Monday, February 11, 2008

A normative aspect to power

It sometimes seems as though there is a normative dimension to our concept of power. What if we defined "power" in these terms: an agent exercises power when he/she undertakes to compel individuals or groups to act in ways they prefer not to act, against their interests and without the justification of a legitimate state underwriting the compulsion. Notice that the last qualification entails that the exercise of power is by definition "illegitimate"; legitimate authority compels behavior but does not exercise power. So on this definition, there is a behavioral element and a normative element in the proposition that "A exercises power over B": A compels behavior by B and A does not have a legitimate political or moral right to do so.

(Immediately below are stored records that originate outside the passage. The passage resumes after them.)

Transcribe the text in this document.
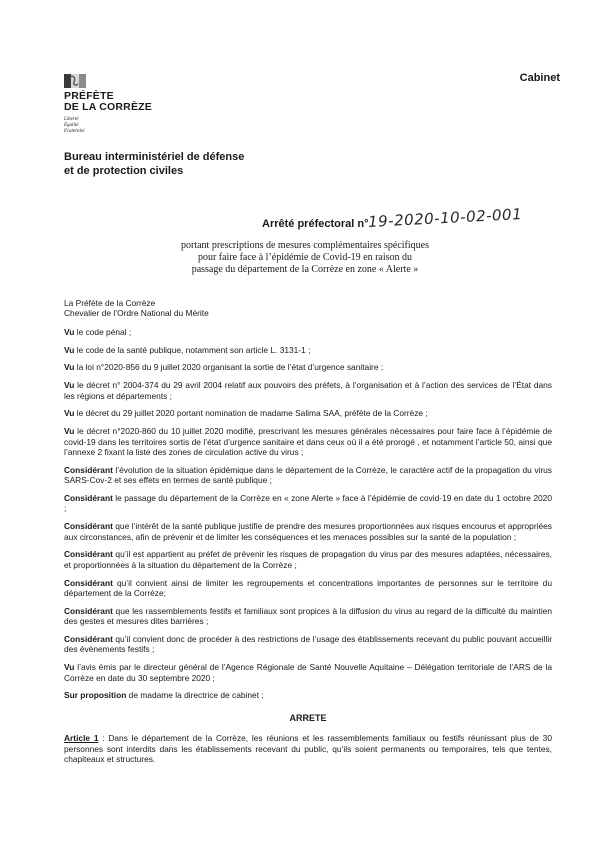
PRÉFÈTE
DE LA CORRÈZE
Liberté
Égalité
Fraternité
Cabinet
Bureau interministériel de défense
et de protection civiles
Arrêté préfectoral n° 19-2020-10-02-001
portant prescriptions de mesures complémentaires spécifiques
pour faire face à l’épidémie de Covid-19 en raison du
passage du département de la Corrèze en zone « Alerte »
La Préfète de la Corrèze
Chevalier de l’Ordre National du Mérite

Vu le code pénal ;

Vu le code de la santé publique, notamment son article L. 3131-1 ;

Vu la loi n°2020-856 du 9 juillet 2020 organisant la sortie de l’état d’urgence sanitaire ;

Vu le décret n° 2004-374 du 29 avril 2004 relatif aux pouvoirs des préfets, à l’organisation et à l’action des services de l’État dans les régions et départements ;

Vu le décret du 29 juillet 2020 portant nomination de madame Salima SAA, préfète de la Corrèze ;

Vu le décret n°2020-860 du 10 juillet 2020 modifié, prescrivant les mesures générales nécessaires pour faire face à l’épidémie de covid-19 dans les territoires sortis de l’état d’urgence sanitaire et dans ceux où il a été prorogé , et notamment l’article 50, ainsi que l’annexe 2 fixant la liste des zones de circulation active du virus ;

Considérant l’évolution de la situation épidémique dans le département de la Corrèze, le caractère actif de la propagation du virus SARS-Cov-2 et ses effets en termes de santé publique ;

Considérant le passage du département de la Corrèze en « zone Alerte » face à l’épidémie de covid-19 en date du 1 octobre 2020 ;

Considérant que l’intérêt de la santé publique justifie de prendre des mesures proportionnées aux risques encourus et appropriées aux circonstances, afin de prévenir et de limiter les conséquences et les menaces possibles sur la santé de la population ;

Considérant qu’il est appartient au préfet de prévenir les risques de propagation du virus par des mesures adaptées, nécessaires, et proportionnées à la situation du département de la Corrèze ;

Considérant qu’il convient ainsi de limiter les regroupements et concentrations importantes de personnes sur le territoire du département de la Corrèze;

Considérant que les rassemblements festifs et familiaux sont propices à la diffusion du virus au regard de la difficulté du maintien des gestes et mesures dites barrières ;

Considérant qu’il convient donc de procéder à des restrictions de l’usage des établissements recevant du public pouvant accueillir des évènements festifs ;

Vu l’avis émis par le directeur général de l’Agence Régionale de Santé Nouvelle Aquitaine – Délégation territoriale de l’ARS de la Corrèze en date du 30 septembre 2020 ;

Sur proposition de madame la directrice de cabinet ;

ARRETE

Article 1 : Dans le département de la Corrèze, les réunions et les rassemblements familiaux ou festifs réunissant plus de 30 personnes sont interdits dans les établissements recevant du public, qu’ils soient permanents ou temporaires, tels que tentes, chapiteaux et structures.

This might appear to be largely a semantic question: what do we mean by "power"? Is the exercise of the enforcement of law within a procedurally and substantively just polity an exercise of "power"? Or is it rather the exercise of rightful authority?

Certainly it is correct to observe that the behavioral aspect of involuntary compulsion is present in both types of cases. The criminal who is imprisoned for his crimes is treated coercively, in that he is confined against his will; so the state has the ability to "compel individuals to act contrary to their will". If we took the element of compulsion and coercion as uniquely central, then both the lawful state and the extortion gang are exercising power -- over criminals and innocent citizens respectively. If, on the other hand, we think that coercively backed authority is something different from "power", then a democratically established legal authority cannot be said to be exercising power over its citizens (though it may do so over its international adversaries).

If we go down this road in analyzing power, then there is a close relationship between power, social justice, and democracy.

How would we decide this question? And does it have any importance for the purposes of social and political explanation, or for the design of social policies?